According to Pew Research, around half of all adult Americans do some amount of online banking. As digital access to finances and other assets grow, those numbers are likely to increase, making it important for Nevada residents to consider online assets and access when planning for estate administration.
Experts advise that estate planning address both financially and sentimentally valuable digital assets. The first step in the process is to inventory all your online assets. The list should include accounts that you access online, but it might also include social media or storage accounts, such as Facebook or Dropbox.
While social media accounts may not be worth anything financially, you can use estate planning to make your wishes known about whether the accounts should be deleted or how you want them maintained posthumously. You may want all your accounts deleted or locked. Other individuals want their accounts memorialized for family, while still others are happy to have a trusted friend or family take over the account to continue sharing information with followers.

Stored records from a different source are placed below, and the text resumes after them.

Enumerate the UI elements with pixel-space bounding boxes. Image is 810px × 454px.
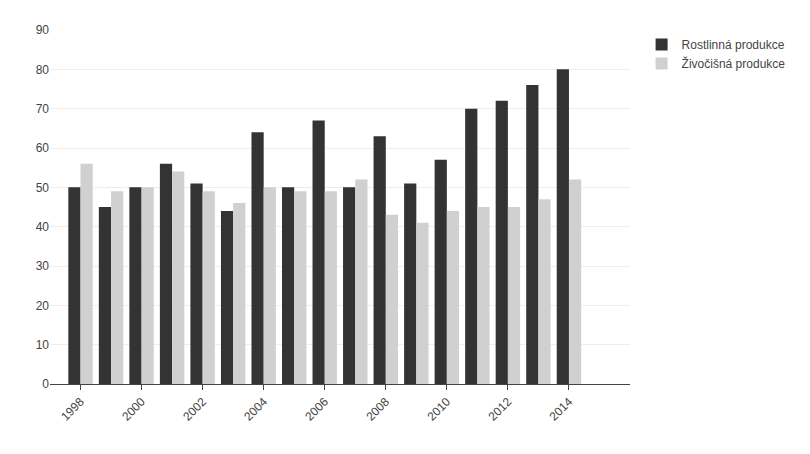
svg-text:10: 10 (36, 338, 50, 352)
svg-text:2002: 2002 (180, 395, 209, 424)
svg-text:40: 40 (36, 220, 50, 234)
svg-text:60: 60 (36, 141, 50, 155)
svg-text:Živočišná produkce: Živočišná produkce (682, 56, 786, 71)
svg-text:2014: 2014 (547, 395, 576, 424)
svg-text:Rostlinná produkce: Rostlinná produkce (682, 38, 785, 52)
svg-text:2000: 2000 (119, 395, 148, 424)
svg-text:1998: 1998 (58, 395, 87, 424)
svg-text:0: 0 (42, 377, 49, 391)
svg-text:70: 70 (36, 102, 50, 116)
svg-text:20: 20 (36, 299, 50, 313)
svg-text:2012: 2012 (485, 395, 514, 424)
svg-text:2004: 2004 (241, 395, 270, 424)
svg-text:90: 90 (36, 23, 50, 37)
svg-text:80: 80 (36, 63, 50, 77)
svg-text:50: 50 (36, 181, 50, 195)
svg-text:2010: 2010 (424, 395, 453, 424)
svg-text:30: 30 (36, 259, 50, 273)
svg-text:2006: 2006 (302, 395, 331, 424)
svg-text:2008: 2008 (363, 395, 392, 424)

For utmost protection of your assets and wishes, include digital assets in wills or trusts. You can use legal documents to assign an administrator for your accounts, communicate information about accessing the accounts and lay out your wishes regarding the assets. Don’t include log-in and password information in a will, though, because estate documents are often made public during probate. Instead, reference accounts and sites by name in your will, but provide instructions on where the appointed person can find log-in information. Many people keep a list in a safe deposit box or an encrypted computer file.
As with physical assets, digital assets should be described in detail in estate documents. By creating a comprehensive list with instructions, you can increase the chance your wishes will be followed after death.